SOLAX the manufacturer I believe are completely setup to say everything is working no matter what you say to them, however, I did have an interesting email from SOLAX saying that all the cells were showing the same voltage.
I replied to ask for a screenshot since no one else can see that data.
It would be good to see as it kind of eliminates the rogue cell theory.

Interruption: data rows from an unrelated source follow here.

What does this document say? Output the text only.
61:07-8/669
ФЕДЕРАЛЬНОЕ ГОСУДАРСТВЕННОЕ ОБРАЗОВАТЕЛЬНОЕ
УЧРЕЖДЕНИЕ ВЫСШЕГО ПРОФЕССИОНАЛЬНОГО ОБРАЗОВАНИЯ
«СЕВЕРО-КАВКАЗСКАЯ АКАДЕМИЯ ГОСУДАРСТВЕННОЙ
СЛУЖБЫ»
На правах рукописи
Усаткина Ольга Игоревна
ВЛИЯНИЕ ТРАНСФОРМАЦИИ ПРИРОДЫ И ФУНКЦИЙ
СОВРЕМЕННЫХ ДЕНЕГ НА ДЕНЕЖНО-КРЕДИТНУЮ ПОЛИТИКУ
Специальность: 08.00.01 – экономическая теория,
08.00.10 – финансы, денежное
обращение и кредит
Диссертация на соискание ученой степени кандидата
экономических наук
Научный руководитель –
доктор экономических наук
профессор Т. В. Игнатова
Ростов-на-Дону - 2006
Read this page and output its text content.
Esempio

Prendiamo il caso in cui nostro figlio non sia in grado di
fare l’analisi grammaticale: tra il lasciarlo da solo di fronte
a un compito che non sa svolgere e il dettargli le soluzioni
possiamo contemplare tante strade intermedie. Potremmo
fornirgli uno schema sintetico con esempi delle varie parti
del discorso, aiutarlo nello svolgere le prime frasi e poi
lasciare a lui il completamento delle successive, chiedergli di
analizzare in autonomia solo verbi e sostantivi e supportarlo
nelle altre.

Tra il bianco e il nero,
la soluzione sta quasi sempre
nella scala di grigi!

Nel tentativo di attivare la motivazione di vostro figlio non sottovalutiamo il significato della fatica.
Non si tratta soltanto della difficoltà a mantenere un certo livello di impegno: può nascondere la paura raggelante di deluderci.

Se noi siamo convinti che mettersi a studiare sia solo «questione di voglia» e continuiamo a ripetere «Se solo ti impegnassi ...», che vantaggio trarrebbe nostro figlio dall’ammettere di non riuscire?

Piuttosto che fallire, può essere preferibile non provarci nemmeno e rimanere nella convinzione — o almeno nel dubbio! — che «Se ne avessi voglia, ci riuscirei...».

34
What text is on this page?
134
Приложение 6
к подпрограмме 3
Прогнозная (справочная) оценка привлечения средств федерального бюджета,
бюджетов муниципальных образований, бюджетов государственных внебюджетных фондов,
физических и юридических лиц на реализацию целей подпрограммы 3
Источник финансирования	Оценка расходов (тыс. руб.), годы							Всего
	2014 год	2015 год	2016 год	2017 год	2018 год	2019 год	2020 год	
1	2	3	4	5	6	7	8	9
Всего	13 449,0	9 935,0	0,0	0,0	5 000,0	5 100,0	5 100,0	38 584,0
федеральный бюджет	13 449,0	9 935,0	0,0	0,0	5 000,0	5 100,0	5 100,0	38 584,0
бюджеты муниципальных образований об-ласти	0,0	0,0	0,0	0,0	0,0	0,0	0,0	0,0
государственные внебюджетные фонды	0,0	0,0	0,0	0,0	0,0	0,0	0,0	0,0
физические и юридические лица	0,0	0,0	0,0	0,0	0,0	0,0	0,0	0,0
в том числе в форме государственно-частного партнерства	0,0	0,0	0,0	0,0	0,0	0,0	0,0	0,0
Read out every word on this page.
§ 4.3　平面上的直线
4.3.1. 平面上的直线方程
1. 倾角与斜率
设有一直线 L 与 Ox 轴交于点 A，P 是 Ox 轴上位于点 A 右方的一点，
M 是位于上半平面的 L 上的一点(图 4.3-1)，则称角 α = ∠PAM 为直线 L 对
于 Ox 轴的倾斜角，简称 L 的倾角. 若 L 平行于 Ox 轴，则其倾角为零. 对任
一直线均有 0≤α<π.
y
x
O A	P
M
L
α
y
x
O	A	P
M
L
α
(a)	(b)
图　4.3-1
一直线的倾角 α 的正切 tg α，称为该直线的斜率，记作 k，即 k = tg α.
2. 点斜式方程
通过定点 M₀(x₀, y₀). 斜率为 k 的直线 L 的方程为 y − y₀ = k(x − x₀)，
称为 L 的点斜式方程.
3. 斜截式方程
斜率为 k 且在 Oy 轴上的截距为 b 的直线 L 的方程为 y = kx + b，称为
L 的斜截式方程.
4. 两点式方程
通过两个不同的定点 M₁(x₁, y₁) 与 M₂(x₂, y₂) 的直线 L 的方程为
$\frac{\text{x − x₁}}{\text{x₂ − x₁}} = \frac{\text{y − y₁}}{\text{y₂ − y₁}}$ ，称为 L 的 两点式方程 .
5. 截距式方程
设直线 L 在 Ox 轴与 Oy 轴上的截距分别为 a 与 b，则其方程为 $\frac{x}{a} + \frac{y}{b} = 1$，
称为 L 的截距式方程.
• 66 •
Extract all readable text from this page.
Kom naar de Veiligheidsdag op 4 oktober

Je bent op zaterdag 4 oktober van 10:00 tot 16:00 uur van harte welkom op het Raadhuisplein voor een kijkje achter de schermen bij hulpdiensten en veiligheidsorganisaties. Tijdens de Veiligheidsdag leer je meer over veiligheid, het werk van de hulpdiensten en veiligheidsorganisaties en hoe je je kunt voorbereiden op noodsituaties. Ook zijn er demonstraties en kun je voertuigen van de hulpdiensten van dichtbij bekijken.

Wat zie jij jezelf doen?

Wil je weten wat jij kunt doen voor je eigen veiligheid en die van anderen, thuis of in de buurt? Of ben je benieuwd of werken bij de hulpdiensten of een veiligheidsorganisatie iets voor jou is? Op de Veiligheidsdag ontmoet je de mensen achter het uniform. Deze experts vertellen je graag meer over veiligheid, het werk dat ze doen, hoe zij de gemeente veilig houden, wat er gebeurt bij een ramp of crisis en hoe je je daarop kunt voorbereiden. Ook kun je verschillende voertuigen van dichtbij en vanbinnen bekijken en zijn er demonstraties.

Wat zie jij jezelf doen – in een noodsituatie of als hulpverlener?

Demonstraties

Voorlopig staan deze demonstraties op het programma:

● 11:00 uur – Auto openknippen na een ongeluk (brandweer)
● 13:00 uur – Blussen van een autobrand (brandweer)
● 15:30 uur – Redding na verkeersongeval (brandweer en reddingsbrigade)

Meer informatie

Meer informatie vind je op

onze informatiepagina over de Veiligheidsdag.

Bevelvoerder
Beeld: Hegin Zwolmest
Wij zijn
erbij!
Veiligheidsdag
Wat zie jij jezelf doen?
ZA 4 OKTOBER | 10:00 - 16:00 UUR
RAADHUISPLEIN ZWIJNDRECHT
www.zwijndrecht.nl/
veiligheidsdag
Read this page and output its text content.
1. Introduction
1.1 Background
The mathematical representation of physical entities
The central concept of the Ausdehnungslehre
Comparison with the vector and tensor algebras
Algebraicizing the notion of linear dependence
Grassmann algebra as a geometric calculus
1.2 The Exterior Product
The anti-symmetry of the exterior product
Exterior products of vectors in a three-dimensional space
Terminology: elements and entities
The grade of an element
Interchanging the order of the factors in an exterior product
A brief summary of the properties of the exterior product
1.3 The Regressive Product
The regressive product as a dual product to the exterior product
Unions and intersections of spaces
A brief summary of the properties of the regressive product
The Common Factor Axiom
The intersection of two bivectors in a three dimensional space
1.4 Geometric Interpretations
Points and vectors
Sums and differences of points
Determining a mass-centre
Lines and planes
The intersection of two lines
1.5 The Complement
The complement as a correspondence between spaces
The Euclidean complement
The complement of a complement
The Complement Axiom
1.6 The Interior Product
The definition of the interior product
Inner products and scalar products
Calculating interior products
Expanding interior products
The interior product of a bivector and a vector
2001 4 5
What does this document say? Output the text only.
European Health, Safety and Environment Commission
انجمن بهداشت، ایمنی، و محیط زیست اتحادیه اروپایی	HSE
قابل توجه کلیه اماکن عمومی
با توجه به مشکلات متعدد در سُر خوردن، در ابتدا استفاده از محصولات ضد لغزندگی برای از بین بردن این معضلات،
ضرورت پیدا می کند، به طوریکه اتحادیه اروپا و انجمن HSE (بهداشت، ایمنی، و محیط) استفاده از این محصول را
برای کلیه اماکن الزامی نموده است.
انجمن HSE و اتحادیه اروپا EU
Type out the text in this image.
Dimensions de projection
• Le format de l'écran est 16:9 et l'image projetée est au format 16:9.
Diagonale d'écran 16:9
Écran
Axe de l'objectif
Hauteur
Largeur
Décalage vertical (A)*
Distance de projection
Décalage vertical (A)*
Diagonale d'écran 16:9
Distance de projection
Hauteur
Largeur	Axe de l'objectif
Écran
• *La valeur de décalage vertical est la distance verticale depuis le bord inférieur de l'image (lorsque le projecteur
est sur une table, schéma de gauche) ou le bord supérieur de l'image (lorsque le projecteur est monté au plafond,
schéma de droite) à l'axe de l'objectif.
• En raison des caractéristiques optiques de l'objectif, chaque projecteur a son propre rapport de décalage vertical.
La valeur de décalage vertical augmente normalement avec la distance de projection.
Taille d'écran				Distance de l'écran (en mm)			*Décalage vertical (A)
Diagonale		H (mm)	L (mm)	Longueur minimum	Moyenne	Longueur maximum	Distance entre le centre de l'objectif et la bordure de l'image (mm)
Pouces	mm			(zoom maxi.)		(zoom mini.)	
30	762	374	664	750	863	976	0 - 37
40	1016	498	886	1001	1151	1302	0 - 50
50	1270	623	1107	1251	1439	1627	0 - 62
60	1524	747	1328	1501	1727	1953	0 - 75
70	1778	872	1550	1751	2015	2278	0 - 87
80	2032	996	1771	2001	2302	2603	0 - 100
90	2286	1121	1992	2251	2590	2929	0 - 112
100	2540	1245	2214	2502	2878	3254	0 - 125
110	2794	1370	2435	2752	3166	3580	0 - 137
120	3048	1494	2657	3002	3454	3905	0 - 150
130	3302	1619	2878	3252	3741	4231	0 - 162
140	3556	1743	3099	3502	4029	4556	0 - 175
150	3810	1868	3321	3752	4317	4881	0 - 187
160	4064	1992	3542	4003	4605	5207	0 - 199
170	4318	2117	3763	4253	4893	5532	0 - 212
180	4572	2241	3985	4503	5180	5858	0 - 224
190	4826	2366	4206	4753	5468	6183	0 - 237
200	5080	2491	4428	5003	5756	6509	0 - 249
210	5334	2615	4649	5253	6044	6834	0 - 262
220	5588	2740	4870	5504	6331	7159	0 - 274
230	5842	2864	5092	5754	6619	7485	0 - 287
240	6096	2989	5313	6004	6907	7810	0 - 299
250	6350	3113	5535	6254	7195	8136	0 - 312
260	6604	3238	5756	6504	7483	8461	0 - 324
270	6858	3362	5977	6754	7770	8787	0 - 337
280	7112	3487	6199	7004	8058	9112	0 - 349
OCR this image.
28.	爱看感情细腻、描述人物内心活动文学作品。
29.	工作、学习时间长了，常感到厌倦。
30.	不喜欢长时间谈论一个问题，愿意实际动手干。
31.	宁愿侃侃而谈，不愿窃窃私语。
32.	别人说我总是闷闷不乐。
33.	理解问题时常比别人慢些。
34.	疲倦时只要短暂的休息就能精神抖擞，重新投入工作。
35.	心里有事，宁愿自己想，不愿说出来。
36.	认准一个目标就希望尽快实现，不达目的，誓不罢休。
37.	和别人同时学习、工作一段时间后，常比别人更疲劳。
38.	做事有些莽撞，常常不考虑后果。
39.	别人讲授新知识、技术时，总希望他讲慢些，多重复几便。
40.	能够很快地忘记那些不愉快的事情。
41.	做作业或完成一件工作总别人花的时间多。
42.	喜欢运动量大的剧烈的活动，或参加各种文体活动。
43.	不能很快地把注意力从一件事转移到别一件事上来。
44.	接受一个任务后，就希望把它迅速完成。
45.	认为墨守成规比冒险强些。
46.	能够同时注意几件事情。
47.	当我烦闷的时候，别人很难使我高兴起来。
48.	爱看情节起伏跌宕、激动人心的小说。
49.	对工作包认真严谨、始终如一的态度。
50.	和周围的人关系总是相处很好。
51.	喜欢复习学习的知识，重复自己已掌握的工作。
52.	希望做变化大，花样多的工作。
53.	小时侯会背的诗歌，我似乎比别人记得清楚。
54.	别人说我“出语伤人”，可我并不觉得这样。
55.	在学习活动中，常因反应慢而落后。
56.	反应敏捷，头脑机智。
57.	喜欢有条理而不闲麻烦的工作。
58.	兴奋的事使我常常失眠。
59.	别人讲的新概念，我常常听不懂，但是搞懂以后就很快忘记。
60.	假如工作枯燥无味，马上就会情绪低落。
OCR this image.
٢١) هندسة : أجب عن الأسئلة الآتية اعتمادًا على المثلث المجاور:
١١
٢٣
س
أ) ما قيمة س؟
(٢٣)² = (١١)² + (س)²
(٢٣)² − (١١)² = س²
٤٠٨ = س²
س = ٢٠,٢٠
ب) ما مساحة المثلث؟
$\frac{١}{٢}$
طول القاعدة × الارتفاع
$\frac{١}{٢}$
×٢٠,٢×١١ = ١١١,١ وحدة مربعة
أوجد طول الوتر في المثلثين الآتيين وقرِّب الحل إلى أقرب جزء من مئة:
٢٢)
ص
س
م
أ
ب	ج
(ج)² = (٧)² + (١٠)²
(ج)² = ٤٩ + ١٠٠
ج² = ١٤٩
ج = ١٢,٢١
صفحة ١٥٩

Depends on the voltage of the cells at the time, on 3.65v cells like I use you will get more drift at the top end, and I should think its the same for cells that operate at other voltages. On my system , one battery BMS shows 30% SOC, the other 25% SOC, Victron shows 27%. All three are calculated/tracked independently of each other. Any way, each battery has a maximum cell difference of 0.003v at this moment in time, but as you charge the batteries that will drift and get bigger, which is why we balance the cells above a certain voltage.
Its when the cells get full that you get cell voltage imbalance, and therefore problems. Think of sixteen milk cartons as the 16 cells, they all hold two litres of fluid, they all fill at the same rate, when one is full it flicks a switch and they all stop filling up, now squash one, its going to overflow before its taken 2 ltrs of fluid and thus fill up quicker than the others, and thats what happens with a cell, once it gets full, its voltage rises quicker than the others, so unless they checked the cell voltages at the very top end the figures are worthless.
I also think its very hard to get quoted power out of batteries, mine are 14.5kWh each, but I'll never get that as I don't run the cells from 3.65v down to 2.5v, which should give 14.5kWh of energy, but that does depend on cell quality. In fact I've never bothered test capacity, not even of a single cell even though I bought a test rig, just never got around to it.
One would hope though, that a manufacture when advertising a ready built domestic battery, has got their sums pretty close.